A man in his 40s who worked at a Superstore in Oshawa has been confirmed as the latest person to die of COVID-19 in Ontario, health officials said Thursday.

His death brings the provincial COVID-19 death toll to 15.

Earlier in the day, an Orillia woman was confirmed as the province’s fourteenth COVID-19 death. The Muskoka-Simcoe District Health Unit said the woman, who was in her 70s, died in hospital on Tuesday.

The public health unit believes she contracted the virus from someone in her community.

Ontario health officials confirmed 170 new COVID-19 infections in the province on Thursday morning.  

The province now has 835 active cases of novel coronavirus infection, eight clinically-confirmed recoveries and 15 deaths.

The new numbers come as Ontario’s chief medical officer of health Dr. David Williams said Thursday that he wouldn’t be surprised to see the daily number of new cases rise above 200 in the coming days as testing ramps up and as some people return from March Break travel.

Williams said this is “a critical time” to strongly stick to social distancing practices and tougher policies for travellers.

"My main message is to stay home, stay focused on what your distancing is, stay healthy, stay the course," Williams said in a news conference. He added that he's confident that Ontarians "are taking this seriously."

Thursday marked the first day that Canadians returning from abroad are subject to a mandatory 14-day isolation period under the Quarantine Act.

Steepest increase so far

Thursday’s count marks the highest daily increase in active cases reported by Ontario since the outbreak reached the province on Jan. 25.

Officials disclosed 100 new cases on Wednesday and 85 on Tuesday.

The new cases include 12 patients who have been admitted to hospital Intensive Care Units, including a man and woman who are both in their 20s.

Of the 29 people who are currently hospitalized in Ontario, 20 are on ventilators or intubated for assistance with their breathing, health officials said. Bottom of Form

Thirty-five of the new cases reported Thursday were attributed to travel abroad, while fifty-six cases were believed to be tied to close contact with a previously confirmed case.

The cause of all remaining cases was still under investigation.

Community transmission suspected in a quarter of investigated cases

Of all the Ontario cases where investigations have been completed by public health units to date, 60 per cent of patients had travelled within the previous 14 days before becoming ill and 15 per cent had close contact with a confirmed case.

Dr.

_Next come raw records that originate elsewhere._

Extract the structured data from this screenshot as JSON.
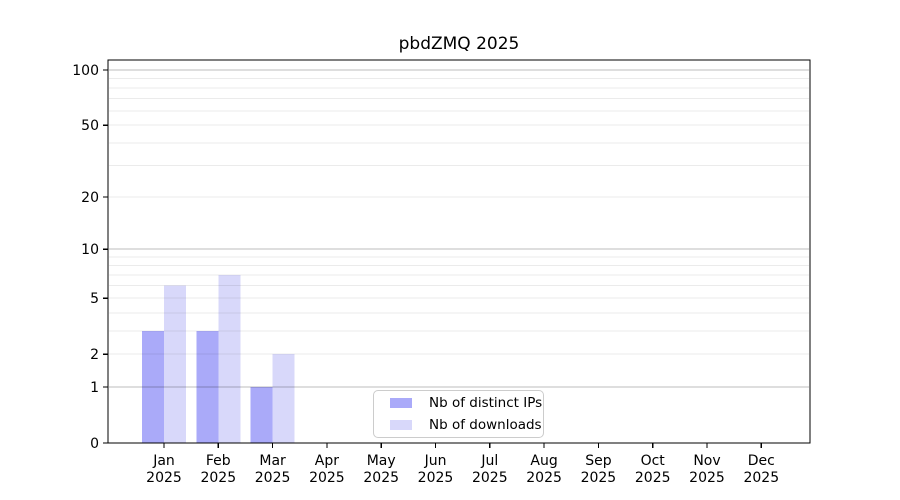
{
  "chart_data": {
    "type": "bar",
    "title": "pbdZMQ 2025",
    "categories": [
      "Jan",
      "Feb",
      "Mar",
      "Apr",
      "May",
      "Jun",
      "Jul",
      "Aug",
      "Sep",
      "Oct",
      "Nov",
      "Dec"
    ],
    "category_year": "2025",
    "series": [
      {
        "name": "Nb of distinct IPs",
        "color": "#aaaaf9",
        "values": [
          3,
          3,
          1,
          0,
          0,
          0,
          0,
          0,
          0,
          0,
          0,
          0
        ]
      },
      {
        "name": "Nb of downloads",
        "color": "#d8d8fa",
        "values": [
          6,
          7,
          2,
          0,
          0,
          0,
          0,
          0,
          0,
          0,
          0,
          0
        ]
      }
    ],
    "yscale": "log1p",
    "yticks": [
      0,
      1,
      2,
      5,
      10,
      20,
      50,
      100
    ],
    "ylim": [
      0,
      114
    ],
    "grid": {
      "minor_values": [
        2,
        3,
        4,
        5,
        6,
        7,
        8,
        9,
        20,
        30,
        40,
        50,
        60,
        70,
        80,
        90
      ],
      "major_values": [
        1,
        10,
        100
      ],
      "minor_color": "rgba(0,0,0,0.08)",
      "major_color": "rgba(0,0,0,0.26)"
    },
    "legend_position": "bottom-center",
    "axis_color": "#000000",
    "text_color": "#000000",
    "background_color": "#ffffff"
  }
}
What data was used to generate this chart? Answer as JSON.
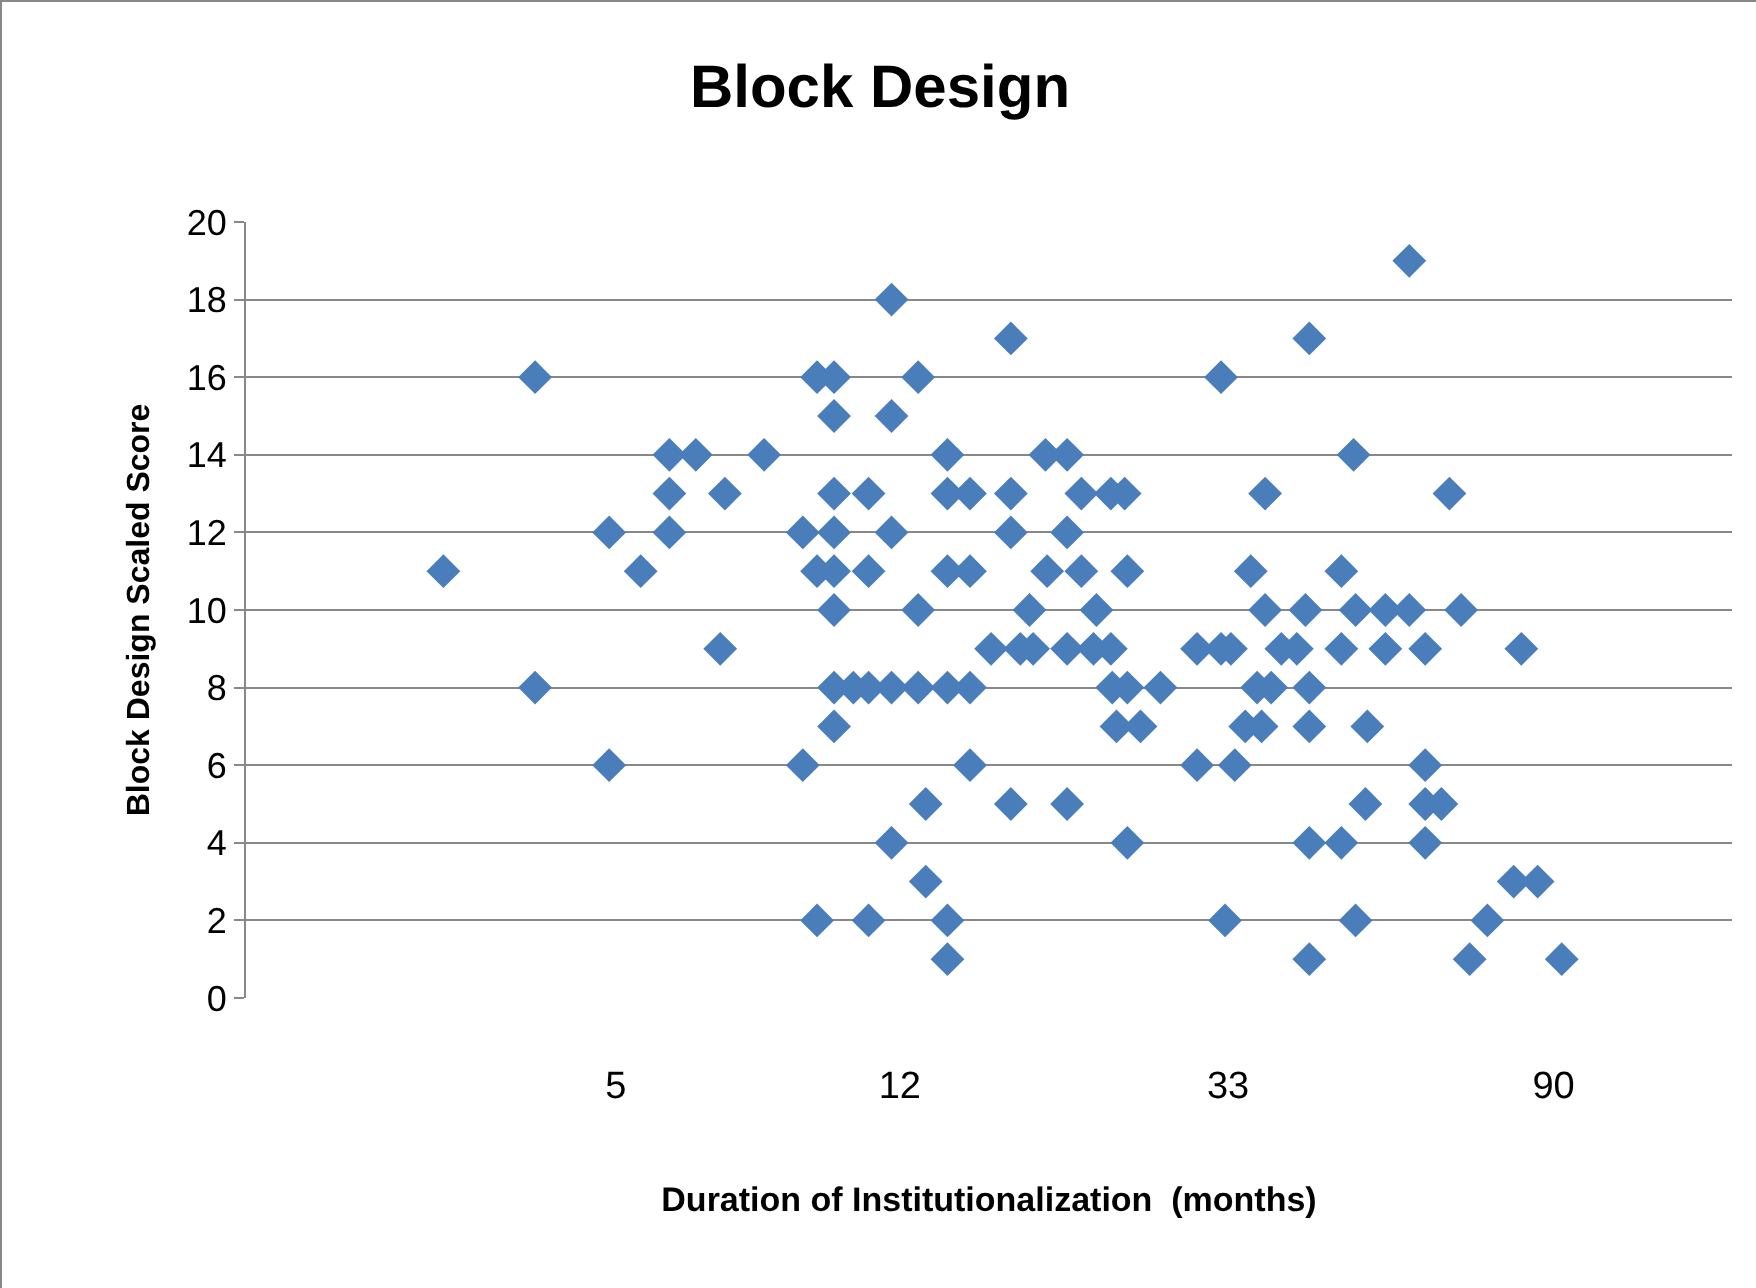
{
  "chart_data": {
    "type": "scatter",
    "title": "Block Design",
    "xlabel": "Duration of Institutionalization  (months)",
    "ylabel": "Block Design Scaled Score",
    "log": "x",
    "grid": "y",
    "marker": "diamond",
    "xlim": [
      1.6,
      156
    ],
    "xticks": [
      5,
      12,
      33,
      90
    ],
    "ylim": [
      0,
      20
    ],
    "yticks": [
      0,
      2,
      4,
      6,
      8,
      10,
      12,
      14,
      16,
      18,
      20
    ],
    "series": [
      {
        "color": "#4a7ebb",
        "x": [
          2.94,
          3.9,
          3.9,
          4.9,
          4.9,
          5.4,
          5.9,
          5.9,
          5.9,
          6.4,
          6.9,
          7.0,
          7.9,
          8.9,
          8.9,
          9.3,
          9.3,
          9.3,
          9.8,
          9.8,
          9.8,
          9.8,
          9.8,
          9.8,
          9.8,
          9.8,
          10.4,
          10.9,
          10.9,
          10.9,
          10.9,
          11.7,
          11.7,
          11.7,
          11.7,
          11.7,
          12.7,
          12.7,
          12.7,
          13.0,
          13.0,
          13.9,
          13.9,
          13.9,
          13.9,
          13.9,
          13.9,
          14.9,
          14.9,
          14.9,
          14.9,
          15.9,
          16.9,
          16.9,
          16.9,
          16.9,
          17.4,
          17.9,
          18.1,
          18.8,
          18.9,
          20.1,
          20.1,
          20.1,
          20.1,
          21.0,
          21.0,
          21.8,
          22.0,
          23.0,
          23.0,
          23.1,
          23.4,
          24.0,
          24.2,
          24.2,
          24.2,
          25.2,
          26.8,
          30.0,
          30.0,
          32.3,
          32.3,
          32.7,
          33.3,
          33.7,
          34.8,
          35.4,
          36.1,
          36.6,
          37.0,
          37.0,
          37.7,
          38.9,
          40.8,
          41.9,
          42.4,
          42.4,
          42.4,
          42.4,
          42.4,
          46.8,
          46.8,
          46.8,
          48.6,
          48.9,
          48.9,
          50.4,
          50.7,
          53.6,
          53.6,
          57.7,
          57.7,
          60.6,
          60.6,
          60.6,
          60.6,
          63.7,
          65.3,
          67.7,
          69.5,
          73.4,
          79.6,
          81.5,
          85.7,
          92.3
        ],
        "values": [
          11,
          16,
          8,
          12,
          6,
          11,
          14,
          13,
          12,
          14,
          9,
          13,
          14,
          12,
          6,
          16,
          11,
          2,
          16,
          15,
          13,
          12,
          11,
          10,
          8,
          7,
          8,
          13,
          11,
          8,
          2,
          18,
          15,
          12,
          4,
          8,
          16,
          10,
          8,
          5,
          3,
          14,
          13,
          11,
          8,
          2,
          1,
          13,
          11,
          8,
          6,
          9,
          17,
          13,
          12,
          5,
          9,
          10,
          9,
          14,
          11,
          14,
          12,
          9,
          5,
          13,
          11,
          9,
          10,
          13,
          9,
          8,
          7,
          13,
          11,
          8,
          4,
          7,
          8,
          9,
          6,
          16,
          9,
          2,
          9,
          6,
          7,
          11,
          8,
          7,
          10,
          13,
          8,
          9,
          9,
          10,
          17,
          8,
          7,
          4,
          1,
          11,
          9,
          4,
          14,
          10,
          2,
          5,
          7,
          10,
          9,
          19,
          10,
          9,
          6,
          5,
          4,
          5,
          13,
          10,
          1,
          2,
          3,
          9,
          3,
          1
        ]
      }
    ]
  }
}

Barbara Yaffe, Ontario’s associate chief medical officer of health, said that of all the cases investigated by public health officials so far “25 per cent had neither a history of travel, or contact with a close case. So they were likely acquired in the community through community transmission.”

Yaffe said health officials have investigated approximately 60 per cent of all lab-confirmed cases in the province.

New cases confirmed around the province

Of the 124 new cases where identifying information was provided Thursday, 22 are from Toronto, 12 are from Peel Region, 31 are from York Region, five are from Durham and one is from Halton.

Sarnia-Lambton reported its first five cases, all five of which are patients aged 60 to 80+ who were admitted to hospital.

Simcoe-Muskoka Public Health reported four new infections, while Ottawa reported five, Waterloo reported three and Niagara reported two.

Hamilton disclosed one new case while Peterborough reported three new infections.

Haliburton-Kawartha-Pineridge, an area already dealing with a nursing home outbreak in Bobcaygeon, reported 14 new cases, and public health units in northern Ontario reported three new cases.

London-Middlesex reported four new cases, Grey-Bruce reported one and Oxford County reported two new infections.

Close to 11,000 people remain under investigation awaiting test results, the highest number in that category since the outbreak began.

Ontario laboratories were able to turn around 2,439 test results since Wednesday, a slight decrease from their output in the previous 24-hour period.

Premier Doug Ford said Thursday that there are 72 assessment centres up and running across Ontario.

To spare precious tests, Ontario will soon begin using a new definition of recovery that does not involve confirmation through testing.

It is believed the new definition, where a patient is considered recovered 14 days after the onset of symptoms so long as they no longer feel ill and were never hospitalized, will rapidly increase the number of cases counted as recoveries in Ontario.